How does networking boost a job search? Let’s look at how this method can help a candidate find their dream career. 

Networking has been known to be one of the most popular methods to getting a job.

Maybe you’ve heard it, maybe you haven’t- networking helps to uncover the hidden source of jobs. In fact, upwards of 85 percent of jobs are now filled through networking. Some would argue that time could be more well spent on building your professional network than in searching online postings. 

Networking has been known to be one of the most popular methods to getting a job. There are a lot of hidden jobs out there. A lot of jobs are not published- at least 70-80 percent of them- and yet, candidates are still spending a lot of time on job boards. These are the jobs that tend to be filled internally or by employee referral. Many jobseekers don’t realize that they should be talking to others who are hiring referrals and internal candidates. 
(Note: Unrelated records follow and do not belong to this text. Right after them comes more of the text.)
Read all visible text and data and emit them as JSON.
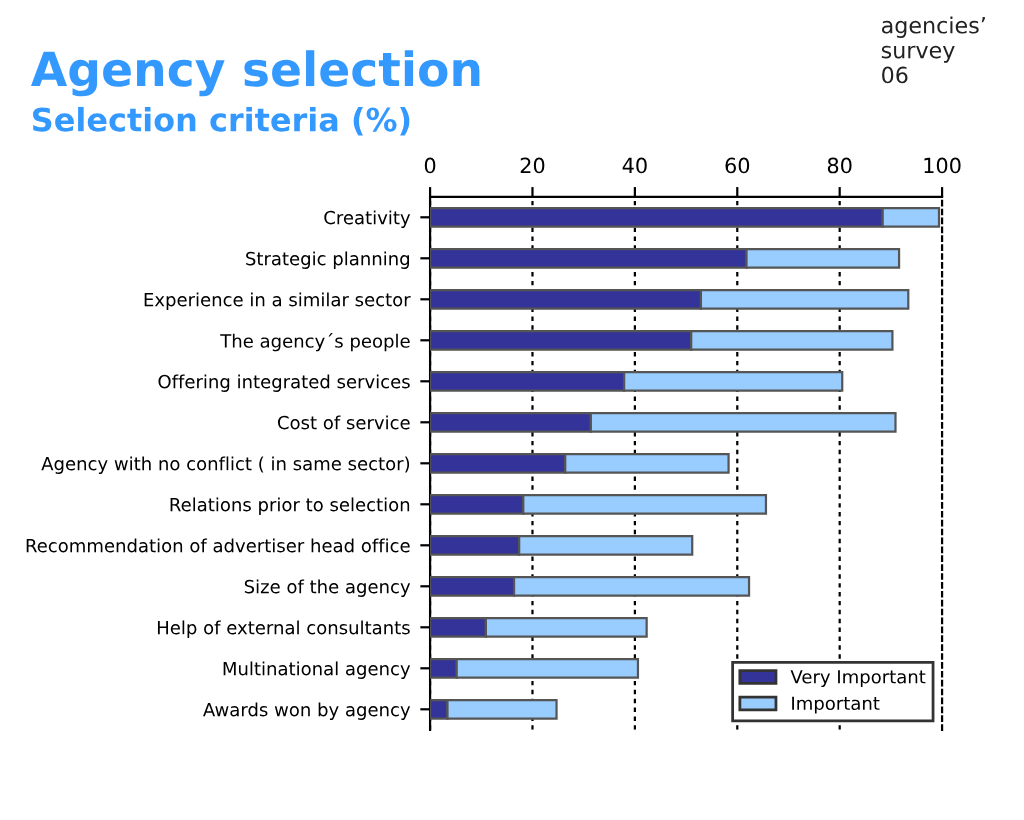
{
  "chart_data": {
    "type": "bar",
    "orientation": "horizontal",
    "stacked": true,
    "title": "Agency selection",
    "subtitle": "Selection criteria (%)",
    "annotations": [
      "agencies’\nsurvey\n06"
    ],
    "categories": [
      "Creativity",
      "Strategic planning",
      "Experience in a similar sector",
      "The agency´s people",
      "Offering integrated services",
      "Cost of service",
      "Agency with no conflict ( in same sector)",
      "Relations prior to selection",
      "Recommendation of advertiser head office",
      "Size of the agency",
      "Help of external consultants",
      "Multinational agency",
      "Awards won by agency"
    ],
    "series": [
      {
        "name": "Very Important",
        "color": "#333399",
        "values": [
          88.4,
          61.8,
          52.9,
          51,
          37.9,
          31.4,
          26.4,
          18.2,
          17.4,
          16.4,
          10.9,
          5.2,
          3.4
        ]
      },
      {
        "name": "Important",
        "color": "#99ccff",
        "values": [
          11,
          29.8,
          40.5,
          39.3,
          42.6,
          59.5,
          31.9,
          47.4,
          33.8,
          45.9,
          31.4,
          35.4,
          21.3
        ]
      }
    ],
    "xlim": [
      0,
      100
    ],
    "xticks": [
      0,
      20,
      40,
      60,
      80,
      100
    ],
    "grid": "x",
    "legend": "bottom right"
  }
}
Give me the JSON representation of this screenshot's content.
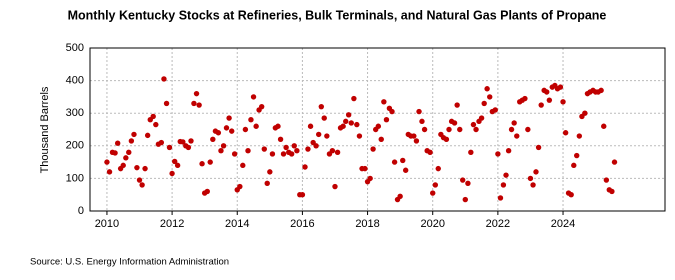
{
  "chart_data": {
    "type": "scatter",
    "title": "Monthly Kentucky Stocks at Refineries, Bulk Terminals, and Natural Gas Plants of Propane",
    "y_label": "Thousand Barrels",
    "source": "Source: U.S. Energy Information Administration",
    "color": "#c00000",
    "grid": true,
    "xlim": [
      2009.48,
      2027.13
    ],
    "xticks": [
      2010,
      2012,
      2014,
      2016,
      2018,
      2020,
      2022,
      2024
    ],
    "ylim": [
      0,
      500
    ],
    "yticks": [
      0,
      100,
      200,
      300,
      400,
      500
    ],
    "x": [
      2010,
      2010.08,
      2010.17,
      2010.25,
      2010.33,
      2010.42,
      2010.5,
      2010.58,
      2010.67,
      2010.75,
      2010.83,
      2010.92,
      2011,
      2011.08,
      2011.17,
      2011.25,
      2011.33,
      2011.42,
      2011.5,
      2011.58,
      2011.67,
      2011.75,
      2011.83,
      2011.92,
      2012,
      2012.08,
      2012.17,
      2012.25,
      2012.33,
      2012.42,
      2012.5,
      2012.58,
      2012.67,
      2012.75,
      2012.83,
      2012.92,
      2013,
      2013.08,
      2013.17,
      2013.25,
      2013.33,
      2013.42,
      2013.5,
      2013.58,
      2013.67,
      2013.75,
      2013.83,
      2013.92,
      2014,
      2014.08,
      2014.17,
      2014.25,
      2014.33,
      2014.42,
      2014.5,
      2014.58,
      2014.67,
      2014.75,
      2014.83,
      2014.92,
      2015,
      2015.08,
      2015.17,
      2015.25,
      2015.33,
      2015.42,
      2015.5,
      2015.58,
      2015.67,
      2015.75,
      2015.83,
      2015.92,
      2016,
      2016.08,
      2016.17,
      2016.25,
      2016.33,
      2016.42,
      2016.5,
      2016.58,
      2016.67,
      2016.75,
      2016.83,
      2016.92,
      2017,
      2017.08,
      2017.17,
      2017.25,
      2017.33,
      2017.42,
      2017.5,
      2017.58,
      2017.67,
      2017.75,
      2017.83,
      2017.92,
      2018,
      2018.08,
      2018.17,
      2018.25,
      2018.33,
      2018.42,
      2018.5,
      2018.58,
      2018.67,
      2018.75,
      2018.83,
      2018.92,
      2019,
      2019.08,
      2019.17,
      2019.25,
      2019.33,
      2019.42,
      2019.5,
      2019.58,
      2019.67,
      2019.75,
      2019.83,
      2019.92,
      2020,
      2020.08,
      2020.17,
      2020.25,
      2020.33,
      2020.42,
      2020.5,
      2020.58,
      2020.67,
      2020.75,
      2020.83,
      2020.92,
      2021,
      2021.08,
      2021.17,
      2021.25,
      2021.33,
      2021.42,
      2021.5,
      2021.58,
      2021.67,
      2021.75,
      2021.83,
      2021.92,
      2022,
      2022.08,
      2022.17,
      2022.25,
      2022.33,
      2022.42,
      2022.5,
      2022.58,
      2022.67,
      2022.75,
      2022.83,
      2022.92,
      2023,
      2023.08,
      2023.17,
      2023.25,
      2023.33,
      2023.42,
      2023.5,
      2023.58,
      2023.67,
      2023.75,
      2023.83,
      2023.92,
      2024,
      2024.08,
      2024.17,
      2024.25,
      2024.33,
      2024.42,
      2024.5,
      2024.58,
      2024.67,
      2024.75,
      2024.83,
      2024.92,
      2025,
      2025.08,
      2025.17,
      2025.25,
      2025.33,
      2025.42,
      2025.5,
      2025.58
    ],
    "values": [
      150,
      120,
      180,
      178,
      208,
      130,
      140,
      163,
      180,
      215,
      235,
      133,
      95,
      80,
      130,
      232,
      280,
      290,
      265,
      205,
      210,
      405,
      330,
      195,
      115,
      152,
      140,
      213,
      212,
      200,
      195,
      215,
      330,
      360,
      325,
      145,
      55,
      60,
      150,
      220,
      245,
      240,
      185,
      200,
      255,
      285,
      245,
      175,
      65,
      75,
      140,
      250,
      185,
      280,
      350,
      260,
      310,
      320,
      190,
      85,
      120,
      175,
      255,
      260,
      220,
      175,
      195,
      180,
      175,
      200,
      185,
      50,
      50,
      135,
      190,
      260,
      210,
      200,
      235,
      320,
      285,
      230,
      175,
      185,
      75,
      180,
      255,
      260,
      275,
      295,
      270,
      345,
      265,
      230,
      130,
      130,
      90,
      100,
      190,
      250,
      260,
      220,
      335,
      280,
      315,
      305,
      150,
      35,
      45,
      155,
      125,
      235,
      230,
      230,
      215,
      305,
      275,
      250,
      185,
      180,
      55,
      80,
      130,
      235,
      225,
      220,
      250,
      275,
      270,
      325,
      250,
      95,
      35,
      85,
      180,
      265,
      250,
      275,
      285,
      330,
      375,
      350,
      305,
      310,
      175,
      40,
      80,
      110,
      185,
      250,
      270,
      230,
      335,
      340,
      345,
      250,
      100,
      80,
      120,
      195,
      325,
      370,
      365,
      340,
      380,
      385,
      375,
      380,
      335,
      240,
      55,
      50,
      140,
      170,
      230,
      290,
      300,
      360,
      365,
      370,
      365,
      365,
      370,
      260,
      95,
      65,
      60,
      150
    ]
  }
}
I realize many don’t love networking and oftentimes think of it as a dirty word. It also doesn’t have to be an uncomfortable process. Don’t let the thought turn you off or intimidate you. 


It is important not to network just to do it. Some people feel like they are going through the motions, so they collect business cards and contacts and never fully build a relationship with the individual. Below are some ideas for you to consider to effectively network your way through a job search, including: 

  • Don’t be afraid to network the old-fashioned way- in-person. That can either be formally at an event, or informally by having coffee or a meal with a professional connection. There isn’t anything more powerful than face-to-face contact and meetings. 
  • Don’t make it all about you, either. Think about how you can contribute to someone else by offering your assistance and not looking for something in return. By doing so, something could come back to you in the end. 
  • Are you introverted and shy? Fear not! Come up with some topics and questions to ask in advance. Still fearful? Practice in front of a mirror or with a trusted partner, if necessary. 
  • Use LinkedIn and social media, too! It’s important to strike a balance between leveraging social networking and the most powerful old-fashioned method. Make it a point to network in-person on a regular basis as well as online. 
  • Be proactive because it doesn’t just happen. You need to be active in your efforts and be sure you get out and meet people. Start by talking to everyone you meet at business meetups, trade shows, and conferences. The important part is not to forget about them after the event has ended. 
  • Take the time to carefully develop your networking strategy. Do so by preparing your elevator speech explaining who you are and what you do, and practice enough that you sound like a natural. Schedule at least two or three events per month and find groups that you want to join so that you build relationships through the monthly meetings. Have a stack of business cards ready to give out. Remember, you don’t want to be the person who works the room racing to collect and hand out your cards. Save the exchange for when you have a conversation. People can sense greedy networkers who are there to work the room and add as many contacts to their LinkedIn contacts without ever keeping in touch. Being genuine sells, so be prepared to ask plenty of questions of others, and keep in mind that you’re trying to help them first, not the other way around.
  • Building a trusted network takes time and an investment of time. If you put that effort in regularly then you should feel more prepared if or when you ever find yourself in a job search so, take advantage of opportunities and attend them. 

Learning how to network effectively and doing so throughout your career will help you build up a strong professional network that can assist you in times of need, such as a job search. Networking is a two-way street and you will be unsuccessful if all you do is ask for help or for favors and never offer to return them. Take the time to ask them for whatever they need in return and things will come back to you- like networking your way into a job!